The author of Hebrews in the passage for this GraceWaves wrote of leaving behind elementary doctrines. He went on to suggest repentance, faith, resurrection, and judgment as some of these. Obviously, all of these doctrines have a place in our faith, but the writer indicates that there is so much more to learn. We can check off all the doctrines and still have a long way to go.
The expectation of growing insight shows up in an interesting way in the gospel of John. There the disciples would witness one of Jesus’ signs (as John calls the miracles), and John would add “and they believed in Him.” The disciples had been faithfully following and believing in Jesus prior to the miracle, but John realized that each sign took them deeper into Jesus, as it were. Their belief became a deeper belief. I very much like that idea.
The language of salvation in the New Testament is also quite interesting. Syntactically, we were saved, are being saved, and will be saved. Yes, there is a point in time when I became a Christian. I was saved. But it is equally true that today I am being saved, that is, the saving presence of God in my life continues. Finally, in the future I will be saved as God completes this work in me. I'm saved. Again. Growth is implied and expected.
Finally, the New Testament provides us with two very clear examples of spiritual growth. We see John and Peter with all their flaws when they walked with Jesus. We also see them through their writings 30-50 years later. They clearly were not of the same temperament. They grew.
But what exactly is this spiritual growth? Grace has to be the key, for it is the most puzzling doctrine of our theology. To paraphrase Tillich, we begin by accepting the fact that God accepts us even when we are unacceptable. I still sometimes struggle to accept that! The lure of binary thinking leads me to judge myself and others when grace tells me to accept. Accepting and applying grace is clearly one of the main struggles I face, and so must be one of the main ways I grow.
Let’s approach it this way. Grace is like a vision for the world. In my graceless vision I tend to look at all things and all people in terms of their value or cost to me. How much trouble is that person going to cause me? Will this financial decision ease my future? When the center of my universe becomes me, I invest myself in endless judgments about what makes me comfortable.
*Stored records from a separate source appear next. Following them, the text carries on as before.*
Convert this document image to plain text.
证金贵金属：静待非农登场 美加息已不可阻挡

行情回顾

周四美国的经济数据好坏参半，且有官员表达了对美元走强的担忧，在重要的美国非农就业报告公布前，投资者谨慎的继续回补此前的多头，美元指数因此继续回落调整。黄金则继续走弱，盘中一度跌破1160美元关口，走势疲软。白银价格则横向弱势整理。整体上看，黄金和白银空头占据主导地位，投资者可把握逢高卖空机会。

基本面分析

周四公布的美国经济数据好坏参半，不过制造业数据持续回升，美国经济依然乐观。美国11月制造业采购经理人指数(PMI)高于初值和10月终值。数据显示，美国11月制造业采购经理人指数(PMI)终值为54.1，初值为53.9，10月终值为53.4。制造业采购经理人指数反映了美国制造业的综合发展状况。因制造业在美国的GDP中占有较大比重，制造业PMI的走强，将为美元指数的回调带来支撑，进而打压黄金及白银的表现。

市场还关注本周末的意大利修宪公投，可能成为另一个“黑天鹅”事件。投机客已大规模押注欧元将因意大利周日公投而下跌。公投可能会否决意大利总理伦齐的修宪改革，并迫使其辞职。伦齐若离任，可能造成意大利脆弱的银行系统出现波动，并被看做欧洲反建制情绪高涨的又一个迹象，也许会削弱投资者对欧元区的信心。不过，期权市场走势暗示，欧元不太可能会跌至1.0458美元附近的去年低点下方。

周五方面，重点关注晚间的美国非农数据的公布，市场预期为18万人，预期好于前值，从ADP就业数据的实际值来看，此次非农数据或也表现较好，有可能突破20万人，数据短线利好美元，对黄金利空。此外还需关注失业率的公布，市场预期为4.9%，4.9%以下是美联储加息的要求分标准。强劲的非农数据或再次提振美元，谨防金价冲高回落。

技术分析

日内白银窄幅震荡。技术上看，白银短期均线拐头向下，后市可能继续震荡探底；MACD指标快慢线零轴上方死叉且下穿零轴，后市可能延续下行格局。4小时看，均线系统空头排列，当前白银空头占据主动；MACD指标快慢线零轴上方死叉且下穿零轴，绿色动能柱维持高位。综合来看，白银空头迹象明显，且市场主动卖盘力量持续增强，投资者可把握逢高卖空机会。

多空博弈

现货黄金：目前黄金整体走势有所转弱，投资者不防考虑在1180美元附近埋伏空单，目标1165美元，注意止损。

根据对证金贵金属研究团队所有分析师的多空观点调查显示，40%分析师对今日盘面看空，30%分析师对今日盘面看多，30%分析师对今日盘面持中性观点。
Grace, however, enables me to accept, to appreciate, and even to enjoy all things in their particular expression. That’s easy when something is pleasant, but it also works when I’m challenged. When the genuinely irritable event or person does come into my life, I can observe it without attaching myself to it. Observed in grace, the irritable event or person either passes along, or, and this is the true wonder, becomes part of the grace-transformation. They don’t negatively affect me, and in fact may respond to God’s grace through me as a flower turns to the sun.
Whatever spiritual growth looks like we should all agree that we cannot continue to feel God’s closeness today based solely on the experience we had at the beginning. Reading a different author, attending a retreat, learning to meditate, etc. are all ways that we can challenge ourselves to gain new insights into an infinite God.
What I had as a nine-year-old was both completely sufficient and totally infantile. I made the first step in a journey that takes an eternity. Let’s all keep walking.